Lots of interest in the release of the so-called torture memos, and lots of interesting and deeply intense questions arise. I suppose I’m not interested in the legalities as much as the morality of the use of torture. For one thing, laws come to define a position established by a society only after they have decided the ethical question. It is also clear to me that what may or may not be legal does not always jive with what may or may not be ethical. The two are often in opposition just by personal belief alone, and sometimes on a larger scale of right and wrong.
This is a matter of grave importance and yet it is something that even as we see it in movies and on TV, we prefer to believe that we as a people do not condone the torturing of prisoners in order to obtain information. The thing is, we do, and we likely have to if we’re talking about the safety and security of our society under threat.

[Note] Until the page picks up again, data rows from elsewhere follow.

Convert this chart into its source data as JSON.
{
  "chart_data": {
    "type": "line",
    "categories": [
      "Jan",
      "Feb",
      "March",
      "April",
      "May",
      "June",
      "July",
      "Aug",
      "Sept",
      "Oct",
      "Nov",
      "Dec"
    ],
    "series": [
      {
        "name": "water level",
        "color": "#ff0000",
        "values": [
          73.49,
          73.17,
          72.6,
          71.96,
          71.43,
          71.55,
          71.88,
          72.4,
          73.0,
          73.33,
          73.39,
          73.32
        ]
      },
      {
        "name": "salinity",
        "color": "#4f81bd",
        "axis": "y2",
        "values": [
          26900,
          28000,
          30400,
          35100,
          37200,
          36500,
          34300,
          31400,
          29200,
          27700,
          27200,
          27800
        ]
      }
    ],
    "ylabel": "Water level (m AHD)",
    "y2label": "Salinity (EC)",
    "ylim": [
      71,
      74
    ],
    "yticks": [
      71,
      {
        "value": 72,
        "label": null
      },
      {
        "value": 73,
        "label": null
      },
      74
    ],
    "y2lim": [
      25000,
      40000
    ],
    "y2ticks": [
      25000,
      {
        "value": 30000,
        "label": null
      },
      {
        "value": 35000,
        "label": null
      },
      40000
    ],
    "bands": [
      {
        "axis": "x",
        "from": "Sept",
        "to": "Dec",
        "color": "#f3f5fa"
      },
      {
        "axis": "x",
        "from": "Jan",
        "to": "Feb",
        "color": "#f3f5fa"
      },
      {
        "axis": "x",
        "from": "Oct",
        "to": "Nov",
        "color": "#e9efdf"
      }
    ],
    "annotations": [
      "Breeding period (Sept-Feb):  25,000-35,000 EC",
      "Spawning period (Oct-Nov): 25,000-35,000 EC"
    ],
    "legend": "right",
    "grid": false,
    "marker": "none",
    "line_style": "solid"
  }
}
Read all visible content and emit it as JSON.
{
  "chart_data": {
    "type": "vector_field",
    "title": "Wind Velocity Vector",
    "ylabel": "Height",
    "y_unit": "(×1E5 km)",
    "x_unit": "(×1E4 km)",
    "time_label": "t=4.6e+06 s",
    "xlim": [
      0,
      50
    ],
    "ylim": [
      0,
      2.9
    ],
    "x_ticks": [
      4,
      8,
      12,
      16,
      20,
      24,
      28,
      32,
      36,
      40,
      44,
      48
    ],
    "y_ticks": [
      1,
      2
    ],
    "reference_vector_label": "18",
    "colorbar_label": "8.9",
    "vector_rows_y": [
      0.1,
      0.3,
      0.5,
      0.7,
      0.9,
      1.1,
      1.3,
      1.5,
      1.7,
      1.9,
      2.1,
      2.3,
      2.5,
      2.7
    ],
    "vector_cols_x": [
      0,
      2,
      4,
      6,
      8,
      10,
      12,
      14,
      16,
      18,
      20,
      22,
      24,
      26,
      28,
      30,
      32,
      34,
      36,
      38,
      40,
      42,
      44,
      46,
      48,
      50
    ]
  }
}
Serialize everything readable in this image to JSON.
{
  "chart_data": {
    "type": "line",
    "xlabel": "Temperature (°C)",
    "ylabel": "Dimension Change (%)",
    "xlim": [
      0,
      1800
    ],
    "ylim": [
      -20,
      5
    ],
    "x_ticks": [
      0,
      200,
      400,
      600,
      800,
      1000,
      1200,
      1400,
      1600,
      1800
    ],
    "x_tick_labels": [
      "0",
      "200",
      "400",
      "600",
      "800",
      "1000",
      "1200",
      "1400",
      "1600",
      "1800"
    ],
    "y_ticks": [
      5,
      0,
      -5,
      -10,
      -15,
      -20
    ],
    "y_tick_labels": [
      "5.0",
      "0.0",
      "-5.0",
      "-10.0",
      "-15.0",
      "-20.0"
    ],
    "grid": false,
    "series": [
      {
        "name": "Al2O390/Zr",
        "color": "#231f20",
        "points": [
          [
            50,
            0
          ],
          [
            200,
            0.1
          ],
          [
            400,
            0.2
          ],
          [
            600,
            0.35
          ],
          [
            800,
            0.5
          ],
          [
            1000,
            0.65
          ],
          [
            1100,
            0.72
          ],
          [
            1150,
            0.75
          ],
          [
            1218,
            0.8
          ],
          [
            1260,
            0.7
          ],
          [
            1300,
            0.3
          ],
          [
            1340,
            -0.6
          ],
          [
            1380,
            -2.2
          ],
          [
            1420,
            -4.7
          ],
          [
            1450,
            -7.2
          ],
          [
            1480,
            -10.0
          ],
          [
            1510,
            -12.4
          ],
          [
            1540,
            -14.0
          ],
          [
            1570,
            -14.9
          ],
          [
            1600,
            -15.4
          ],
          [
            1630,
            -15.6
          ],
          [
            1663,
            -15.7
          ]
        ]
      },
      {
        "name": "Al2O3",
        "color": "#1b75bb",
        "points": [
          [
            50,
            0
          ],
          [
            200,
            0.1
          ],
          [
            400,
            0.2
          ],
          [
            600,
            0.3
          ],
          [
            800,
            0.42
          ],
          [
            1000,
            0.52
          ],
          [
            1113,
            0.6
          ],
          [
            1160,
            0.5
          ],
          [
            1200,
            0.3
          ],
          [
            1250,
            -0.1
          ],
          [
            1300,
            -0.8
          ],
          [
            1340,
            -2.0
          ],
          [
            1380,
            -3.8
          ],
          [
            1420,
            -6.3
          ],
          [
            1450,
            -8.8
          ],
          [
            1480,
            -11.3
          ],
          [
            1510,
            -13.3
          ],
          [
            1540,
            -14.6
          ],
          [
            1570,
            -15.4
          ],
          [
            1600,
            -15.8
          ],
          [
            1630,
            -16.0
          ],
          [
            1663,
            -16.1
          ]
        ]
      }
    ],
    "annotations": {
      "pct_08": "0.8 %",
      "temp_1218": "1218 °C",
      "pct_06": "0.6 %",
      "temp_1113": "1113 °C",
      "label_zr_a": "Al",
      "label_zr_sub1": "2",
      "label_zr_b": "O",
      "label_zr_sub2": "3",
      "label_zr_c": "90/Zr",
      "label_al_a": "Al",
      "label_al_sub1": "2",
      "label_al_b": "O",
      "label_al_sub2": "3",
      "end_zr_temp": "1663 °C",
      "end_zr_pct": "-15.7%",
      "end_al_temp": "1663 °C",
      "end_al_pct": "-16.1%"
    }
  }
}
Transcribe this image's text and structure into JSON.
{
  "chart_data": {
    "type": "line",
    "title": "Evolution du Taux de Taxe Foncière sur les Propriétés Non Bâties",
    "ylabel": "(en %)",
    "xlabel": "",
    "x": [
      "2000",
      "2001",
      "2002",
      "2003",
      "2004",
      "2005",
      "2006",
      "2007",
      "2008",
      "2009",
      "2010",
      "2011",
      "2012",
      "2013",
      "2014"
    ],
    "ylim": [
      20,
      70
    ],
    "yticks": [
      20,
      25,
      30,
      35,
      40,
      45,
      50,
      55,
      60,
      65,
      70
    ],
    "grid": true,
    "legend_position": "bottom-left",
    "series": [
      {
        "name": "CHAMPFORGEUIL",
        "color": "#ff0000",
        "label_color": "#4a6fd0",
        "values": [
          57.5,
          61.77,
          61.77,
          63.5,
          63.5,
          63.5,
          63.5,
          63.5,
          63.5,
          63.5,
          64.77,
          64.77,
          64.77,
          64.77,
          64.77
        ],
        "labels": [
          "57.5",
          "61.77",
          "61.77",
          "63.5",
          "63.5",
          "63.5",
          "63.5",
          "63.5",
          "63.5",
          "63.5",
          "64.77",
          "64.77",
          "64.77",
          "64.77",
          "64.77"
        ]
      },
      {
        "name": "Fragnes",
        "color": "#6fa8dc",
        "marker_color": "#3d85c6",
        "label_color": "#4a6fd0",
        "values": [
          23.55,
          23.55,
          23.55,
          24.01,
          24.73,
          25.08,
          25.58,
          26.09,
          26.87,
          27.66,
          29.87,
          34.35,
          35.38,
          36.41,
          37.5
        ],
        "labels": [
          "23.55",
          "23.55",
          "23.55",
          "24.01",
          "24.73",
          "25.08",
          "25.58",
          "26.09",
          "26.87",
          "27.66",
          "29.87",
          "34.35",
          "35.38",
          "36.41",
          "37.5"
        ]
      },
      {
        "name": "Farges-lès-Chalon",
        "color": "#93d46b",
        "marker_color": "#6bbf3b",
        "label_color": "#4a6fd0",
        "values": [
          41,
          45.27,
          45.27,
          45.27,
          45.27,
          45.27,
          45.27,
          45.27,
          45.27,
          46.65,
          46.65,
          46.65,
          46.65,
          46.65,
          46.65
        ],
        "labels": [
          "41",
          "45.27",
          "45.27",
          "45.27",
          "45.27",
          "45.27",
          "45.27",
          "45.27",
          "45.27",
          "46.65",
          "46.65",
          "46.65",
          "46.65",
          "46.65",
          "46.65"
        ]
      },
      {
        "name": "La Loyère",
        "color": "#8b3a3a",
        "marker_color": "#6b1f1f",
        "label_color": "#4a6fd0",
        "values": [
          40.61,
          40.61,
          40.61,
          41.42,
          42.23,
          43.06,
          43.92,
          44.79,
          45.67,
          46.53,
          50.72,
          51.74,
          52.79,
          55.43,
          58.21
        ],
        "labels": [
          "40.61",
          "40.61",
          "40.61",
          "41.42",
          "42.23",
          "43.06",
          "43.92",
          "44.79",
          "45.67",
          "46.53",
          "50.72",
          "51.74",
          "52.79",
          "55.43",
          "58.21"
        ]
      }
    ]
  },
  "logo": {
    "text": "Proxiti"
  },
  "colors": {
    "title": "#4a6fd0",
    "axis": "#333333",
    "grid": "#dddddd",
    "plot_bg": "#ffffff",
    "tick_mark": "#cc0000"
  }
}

Now waterboarding has to be a horrid experience, and even if they claim it doesn’t hurt, it’s the fear of death and the sensation of drowning that’s got to be pretty horrible. But let’s go beyond that to inflicting shame–for some people, that’s worse, or to the intentional infliction of pain. We don’t want to think we can do this to other people and we may be able to justify it by concentrating on the people who we’re saving, a self-defensive move. And there’s this, if we feel and agree that any manner of torture is not acceptable and is in fact immoral, then we have to assume that death is worse than inflicting pain, and that is certainly our intention when we arm thousands of men and send them out to face the enemy in a process called war. Maybe then, some things are unfortunately necessary.
It’s a tough thing to decide and it looks like we can’t pretend anymore that our country doesn’t do this except in the movies. Now that it’s out in the open, we may have to make some sort of decision. We can’t simply impose our own personal values on the whole of society, nor can we risk the welfare of that society by accepting the refusal of a terrorist prisoner to offer information that threatens it. Quite the dilemma.